“Bad News:” Any information which adversely and seriously affects an individual’s view of his or her future.

I teach Physician Assistant (PA) students the art of the medical interview and this morning had just finished teaching the lecture entitled, “Delivering Bad News.”  I walked the students through the S.P.I.K.E.S model, encouraging them to plan out the Setting, think about the patient Perception, get an Invitation from the patient to present information, impart Knowledge to the patient, explore Emotions and Empathize and then Summarize the news.  We discuss how this is a model for organizing the encounter, but not a rigid structure. I tell the students how it is a privilege to deliver bad news and that how we do this can shape a patient’s experience with this life-changing information.  I explain that one of the challenges of primary care is that we are often dealing with incomplete information, doing the best we can without knowing many of the answers.  I do think that the most important thing that I teach the students to do, though, is to be human. To see the person sitting in front of you. To be kind.


My last patient this Friday afternoon was new to me.  She was around 47 years old and had a cough and chest tightness for over a week that just wouldn’t go away.  And she wasn’t sick.  And she knew something was wrong.  She was a survivor of early adulthood non-Hodgkin’s lymphoma and was 30 years out from her treatment, including chest radiation.  Although she was calm and her exam and vital signs were reassuring, she felt like she couldn’t take in a deep breath.  She was alone today, she hadn’t told her wife yet that she was coming in afraid that she would worry. We both agreed that if she hadn’t previously had cancer, we would “watch and wait” but that today, in her case, an x-ray was warranted.

The films weren’t good.  Bilateral hilar lymph node enlargement.  Patchy perihilar opacities. Fibrotic changes? Scarring? I called the radiologist and he asked when she had developed lung cancer.  Apparently today, I mumbled.


Walking back into the room, I forgot about the model that I had taught so many times.  I just sat next to my patient, we looked at the x-ray together.  She was at one time shocked, but not surprised.  She was sad and had questions that I didn’t know the answers to.  I knew that she needed a CT and labs, that I couldn’t confirm anything today, but that she was sick.  Again.  We discussed telling her wife.  Her kids.  We discussed next steps and trying to stay present.  I gave her my home number and said I would call tomorrow and check in. She said she felt ok to go home.

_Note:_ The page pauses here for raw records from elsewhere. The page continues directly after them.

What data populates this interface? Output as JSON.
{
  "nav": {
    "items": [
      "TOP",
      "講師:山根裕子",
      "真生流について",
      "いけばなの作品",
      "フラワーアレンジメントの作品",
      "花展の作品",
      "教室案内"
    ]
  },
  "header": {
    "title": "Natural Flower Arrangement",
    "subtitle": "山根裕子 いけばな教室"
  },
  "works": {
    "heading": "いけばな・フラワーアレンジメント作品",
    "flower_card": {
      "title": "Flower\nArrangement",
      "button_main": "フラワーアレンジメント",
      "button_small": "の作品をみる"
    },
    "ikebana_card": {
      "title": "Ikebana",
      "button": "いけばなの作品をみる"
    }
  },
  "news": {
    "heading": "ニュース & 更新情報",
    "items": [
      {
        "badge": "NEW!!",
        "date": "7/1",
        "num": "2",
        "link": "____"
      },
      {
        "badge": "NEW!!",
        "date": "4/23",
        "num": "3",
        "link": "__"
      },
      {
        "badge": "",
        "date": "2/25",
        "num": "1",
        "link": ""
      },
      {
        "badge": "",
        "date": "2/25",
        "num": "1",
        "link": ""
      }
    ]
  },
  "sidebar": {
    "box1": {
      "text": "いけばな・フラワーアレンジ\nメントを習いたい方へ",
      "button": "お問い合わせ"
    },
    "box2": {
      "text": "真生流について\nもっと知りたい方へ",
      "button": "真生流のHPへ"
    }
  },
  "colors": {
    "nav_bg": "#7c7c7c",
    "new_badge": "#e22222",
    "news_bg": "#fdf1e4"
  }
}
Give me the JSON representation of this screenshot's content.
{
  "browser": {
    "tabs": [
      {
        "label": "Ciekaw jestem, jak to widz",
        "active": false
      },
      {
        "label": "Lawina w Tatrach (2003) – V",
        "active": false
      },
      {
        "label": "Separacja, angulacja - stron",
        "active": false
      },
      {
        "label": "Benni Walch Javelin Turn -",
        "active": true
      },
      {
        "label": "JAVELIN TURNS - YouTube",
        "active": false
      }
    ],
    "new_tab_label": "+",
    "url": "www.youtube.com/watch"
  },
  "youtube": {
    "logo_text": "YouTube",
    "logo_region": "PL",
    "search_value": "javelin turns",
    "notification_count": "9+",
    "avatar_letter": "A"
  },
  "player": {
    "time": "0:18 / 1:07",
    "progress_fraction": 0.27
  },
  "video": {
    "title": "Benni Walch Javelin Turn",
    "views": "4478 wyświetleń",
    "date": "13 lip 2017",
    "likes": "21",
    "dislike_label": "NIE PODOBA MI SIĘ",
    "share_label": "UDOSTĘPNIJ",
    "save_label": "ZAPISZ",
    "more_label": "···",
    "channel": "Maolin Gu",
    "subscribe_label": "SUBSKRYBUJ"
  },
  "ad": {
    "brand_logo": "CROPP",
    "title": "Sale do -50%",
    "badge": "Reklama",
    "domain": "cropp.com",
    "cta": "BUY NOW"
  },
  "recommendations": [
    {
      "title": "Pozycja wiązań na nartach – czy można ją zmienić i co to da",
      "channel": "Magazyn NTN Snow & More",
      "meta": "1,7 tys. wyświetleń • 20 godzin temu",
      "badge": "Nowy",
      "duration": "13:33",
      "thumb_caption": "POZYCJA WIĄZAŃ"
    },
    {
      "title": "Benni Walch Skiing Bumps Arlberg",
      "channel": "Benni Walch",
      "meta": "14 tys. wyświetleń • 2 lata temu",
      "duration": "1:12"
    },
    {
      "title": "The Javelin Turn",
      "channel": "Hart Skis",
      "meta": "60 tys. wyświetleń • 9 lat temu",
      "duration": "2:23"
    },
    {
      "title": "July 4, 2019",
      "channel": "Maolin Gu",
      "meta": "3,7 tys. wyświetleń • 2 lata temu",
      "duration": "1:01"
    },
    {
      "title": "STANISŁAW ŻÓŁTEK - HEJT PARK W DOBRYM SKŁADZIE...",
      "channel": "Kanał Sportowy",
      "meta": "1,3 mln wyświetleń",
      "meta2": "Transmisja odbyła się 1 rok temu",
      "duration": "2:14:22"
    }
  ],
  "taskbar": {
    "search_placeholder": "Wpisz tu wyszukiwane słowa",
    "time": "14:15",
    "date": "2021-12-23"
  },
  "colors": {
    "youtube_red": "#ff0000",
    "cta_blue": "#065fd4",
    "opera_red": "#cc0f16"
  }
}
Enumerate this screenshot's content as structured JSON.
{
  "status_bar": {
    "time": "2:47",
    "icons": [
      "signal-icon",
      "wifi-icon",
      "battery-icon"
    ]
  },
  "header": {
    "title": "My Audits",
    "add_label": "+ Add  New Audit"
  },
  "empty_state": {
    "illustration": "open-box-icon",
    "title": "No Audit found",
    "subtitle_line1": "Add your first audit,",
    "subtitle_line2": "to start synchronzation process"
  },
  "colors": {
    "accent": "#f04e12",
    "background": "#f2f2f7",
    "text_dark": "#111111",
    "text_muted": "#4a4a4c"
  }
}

I got into my car and cried.  I cried for her and her family. For the unfairness of disease and the fact that her treatment for one cancer can cause another.  And, because it’s human nature, I cried for myself.  Five years out from my own cancer treatment, I had figured that sometime in the future I could stop worrying about the headaches that lasted a little too long, the tiny lump or the cough that doesn’t make sense.  That sometime in the future you get to rest and not look for the recurrence or the new disease.

When I could breathe again, I drove home.  I went back to teach on Monday.  I told my students to be human, to see the person sitting in front of you.  Be Kind.


Joanne Rolls, MPAS, PA-C, is a Certified Physician Assistant and an Assistant Professor (Clinical) at the University of Utah School of Medicine, Division of Physician Assistant Studies. She is a Family Medicine PA who serves University of Utah students and patients as a PA educator and Family Medicine PA.